For a lot of my life, I've been told that I "have a big heart" and I "wear my heart on my sleeve".
I've never been totally sure what that means. I cry when characters die in movies or TV shows, and my husband tells me I have such a big soft heart, and has to remind me that it's all fictional, and that the little girl that just died in Game of Thrones is really just fine. Before I got married, I'd tell my Dad about this or that boy that I had a crush on in high school, and he'd warn me not to "wear my heart on my sleeve" (in fact, when my husband asked if we could date, my Dad warned him about me "wearing my heart on my sleeve" then as well!)
My friend Alec recently said the same thing to me, but for a very different reason. His dad just passed away, and my heart is breaking for their family. I offered my services, and my condolences, and Alec texted me thanking me for my "big heart".I'd always thought having a "big heart" was a bad thing - it made me particularly susceptible to emotions, prone to tears or hot, harsh anger. But I'm learning that having a big heart and wearing my heart on my sleeve is not a bad thing.It's what allows me to see injustice in the world, and want to do something about it. It's what allows me to feel empathy - while it might be stupid to cry for the little girl in Game of Thrones, feeling emotions is what lets me cry for others hurting, what lets me support my friends (like Alec) in their time of need.
And finally, having a big heart is what lets me be vulnerable. My "heart on my sleeve" is what let me vocalize the last post on this blog, about prayer and about my Dad's cancer. And it's what helps me see the love and genuine aching of other people's hearts for our family.
Thank you, to everyone who responded to my vulnerability with vulnerability of your own. Many of you reminded me that I am not the first to feel grief and emotional pain, and that I will not be the last. Those of you who have felt the shadow of death all had the same thing to say. None of you minimized my feelings or emotions - most of you said "yes, this is a painful place to be" - and that was enough.

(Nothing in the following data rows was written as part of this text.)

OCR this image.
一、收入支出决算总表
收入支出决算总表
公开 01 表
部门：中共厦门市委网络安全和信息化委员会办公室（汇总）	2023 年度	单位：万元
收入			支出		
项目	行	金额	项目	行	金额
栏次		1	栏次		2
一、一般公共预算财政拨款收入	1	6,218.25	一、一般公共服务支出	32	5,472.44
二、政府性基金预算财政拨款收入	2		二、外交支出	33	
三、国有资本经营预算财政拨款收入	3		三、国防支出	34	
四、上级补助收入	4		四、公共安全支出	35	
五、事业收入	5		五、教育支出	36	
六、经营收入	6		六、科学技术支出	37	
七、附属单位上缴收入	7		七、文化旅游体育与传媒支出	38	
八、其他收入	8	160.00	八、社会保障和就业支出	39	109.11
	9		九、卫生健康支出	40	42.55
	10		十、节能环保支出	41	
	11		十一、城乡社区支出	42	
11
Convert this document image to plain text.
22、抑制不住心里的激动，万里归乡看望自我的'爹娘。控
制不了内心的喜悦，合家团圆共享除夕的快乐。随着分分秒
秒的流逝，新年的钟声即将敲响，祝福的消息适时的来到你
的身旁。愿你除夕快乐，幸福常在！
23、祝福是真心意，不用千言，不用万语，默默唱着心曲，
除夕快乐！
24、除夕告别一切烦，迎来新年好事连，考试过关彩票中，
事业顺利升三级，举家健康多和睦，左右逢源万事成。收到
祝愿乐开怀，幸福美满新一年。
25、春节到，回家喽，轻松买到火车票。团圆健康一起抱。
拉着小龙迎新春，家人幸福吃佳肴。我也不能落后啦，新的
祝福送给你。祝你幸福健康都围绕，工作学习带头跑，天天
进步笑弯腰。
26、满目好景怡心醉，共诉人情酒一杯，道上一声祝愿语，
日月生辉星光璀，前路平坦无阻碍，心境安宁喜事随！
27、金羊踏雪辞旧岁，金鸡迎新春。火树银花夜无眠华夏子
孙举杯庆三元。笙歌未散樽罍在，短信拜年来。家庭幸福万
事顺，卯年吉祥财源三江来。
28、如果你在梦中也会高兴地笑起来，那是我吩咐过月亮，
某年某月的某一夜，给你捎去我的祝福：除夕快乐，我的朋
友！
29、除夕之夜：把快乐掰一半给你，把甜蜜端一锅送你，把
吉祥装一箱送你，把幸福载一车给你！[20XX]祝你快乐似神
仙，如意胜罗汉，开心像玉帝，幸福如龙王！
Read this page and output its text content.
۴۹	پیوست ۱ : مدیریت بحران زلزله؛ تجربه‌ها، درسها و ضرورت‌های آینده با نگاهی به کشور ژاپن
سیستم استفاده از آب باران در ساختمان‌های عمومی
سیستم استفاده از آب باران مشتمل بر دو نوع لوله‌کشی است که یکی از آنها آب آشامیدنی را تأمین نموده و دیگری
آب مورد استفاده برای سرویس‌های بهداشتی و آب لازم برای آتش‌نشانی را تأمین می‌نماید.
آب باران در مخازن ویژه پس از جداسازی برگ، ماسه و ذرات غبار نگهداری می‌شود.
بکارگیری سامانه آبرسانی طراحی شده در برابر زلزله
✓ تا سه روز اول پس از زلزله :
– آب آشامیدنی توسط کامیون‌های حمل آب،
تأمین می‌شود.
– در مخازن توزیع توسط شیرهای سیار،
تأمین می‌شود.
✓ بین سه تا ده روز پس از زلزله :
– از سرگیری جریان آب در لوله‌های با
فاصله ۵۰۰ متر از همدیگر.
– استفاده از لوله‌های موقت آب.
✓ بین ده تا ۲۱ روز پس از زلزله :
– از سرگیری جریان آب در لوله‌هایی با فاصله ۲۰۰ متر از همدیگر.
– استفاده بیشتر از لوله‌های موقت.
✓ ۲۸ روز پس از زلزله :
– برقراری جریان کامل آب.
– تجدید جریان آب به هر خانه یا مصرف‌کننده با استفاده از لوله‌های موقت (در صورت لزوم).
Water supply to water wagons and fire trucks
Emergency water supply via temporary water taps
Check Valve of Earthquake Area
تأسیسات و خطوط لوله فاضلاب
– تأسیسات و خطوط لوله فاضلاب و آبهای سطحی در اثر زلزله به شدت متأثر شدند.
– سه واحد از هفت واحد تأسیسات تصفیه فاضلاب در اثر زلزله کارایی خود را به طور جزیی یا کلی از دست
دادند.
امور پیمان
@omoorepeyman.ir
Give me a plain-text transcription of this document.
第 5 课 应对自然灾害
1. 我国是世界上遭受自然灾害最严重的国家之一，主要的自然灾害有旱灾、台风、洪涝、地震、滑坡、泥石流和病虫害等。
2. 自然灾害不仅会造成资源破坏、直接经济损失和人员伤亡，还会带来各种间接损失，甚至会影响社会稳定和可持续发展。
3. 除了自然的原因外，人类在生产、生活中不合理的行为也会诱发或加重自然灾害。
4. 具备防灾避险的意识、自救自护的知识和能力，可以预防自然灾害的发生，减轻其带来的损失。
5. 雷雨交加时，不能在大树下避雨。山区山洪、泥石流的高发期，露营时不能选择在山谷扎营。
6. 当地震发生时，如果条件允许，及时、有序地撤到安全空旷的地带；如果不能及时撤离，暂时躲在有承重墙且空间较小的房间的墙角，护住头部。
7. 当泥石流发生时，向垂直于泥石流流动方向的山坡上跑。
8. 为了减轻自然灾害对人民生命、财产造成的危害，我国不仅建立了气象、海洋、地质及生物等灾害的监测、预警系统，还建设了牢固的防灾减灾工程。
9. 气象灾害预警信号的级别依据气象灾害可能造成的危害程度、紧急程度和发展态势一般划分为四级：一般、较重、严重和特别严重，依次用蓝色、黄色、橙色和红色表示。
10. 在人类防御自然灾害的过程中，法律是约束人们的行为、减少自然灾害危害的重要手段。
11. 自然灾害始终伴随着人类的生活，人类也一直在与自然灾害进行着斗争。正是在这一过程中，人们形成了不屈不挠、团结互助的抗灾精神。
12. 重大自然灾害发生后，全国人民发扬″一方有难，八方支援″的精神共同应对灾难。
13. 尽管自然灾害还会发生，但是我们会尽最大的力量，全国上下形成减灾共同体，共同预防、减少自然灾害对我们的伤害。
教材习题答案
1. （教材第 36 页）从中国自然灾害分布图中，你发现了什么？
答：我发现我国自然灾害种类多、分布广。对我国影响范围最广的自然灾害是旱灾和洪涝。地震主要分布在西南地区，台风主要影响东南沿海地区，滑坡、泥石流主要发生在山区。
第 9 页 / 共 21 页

For the rest of you, thanks for doing what I asked and telling me what you pray for, or telling me that you also don't know what to pray for and are crying out like I am, "Why, God, why?" Thank you for praying for my mother. I wrote some before how I am struggling with watching my Dad walk this path, but in fact, it's even more of a struggle to be watching my mom walk this - because when this trial is over, my Dad will be rejoicing with his Father in heaven, and my mom will just be starting a new trial, a new kind of sadness. Thank you for praying for our relationships with God and with one another, thank you for praying for relief from suffering. And my mother is living a life that reflects Christ in ways that I can't comprehend right now. I won't share her words cause they're not mine to share, but her prayers are so, so much better than mine.
For those of you who didn't know what to say - I know you love me and love my family, even without the words or if you feared you said the wrong words.
I didn't get any answers last week. I didn't want "answers", I didn't want platitudes about the Holy Spirit. Wearing my heart on my sleeve means you see all the good and bad parts, and see that I'm sad and angry all at the same time. But I think that wearing my heart on my sleeve in this situation is letting me allow you all to walk with me in this emotional mess. So thanks for being honest when I was honest. I will try to continue to be honest as this goes on - in this case, I want to be "wearing my heart on my sleeve". I want you all to see the things I'm feeling, and to not have to pretend things are always OK. This blog is not "the cancer place", but it is where I sometimes sort things out in public, and right now, these are the things I'm sorting out.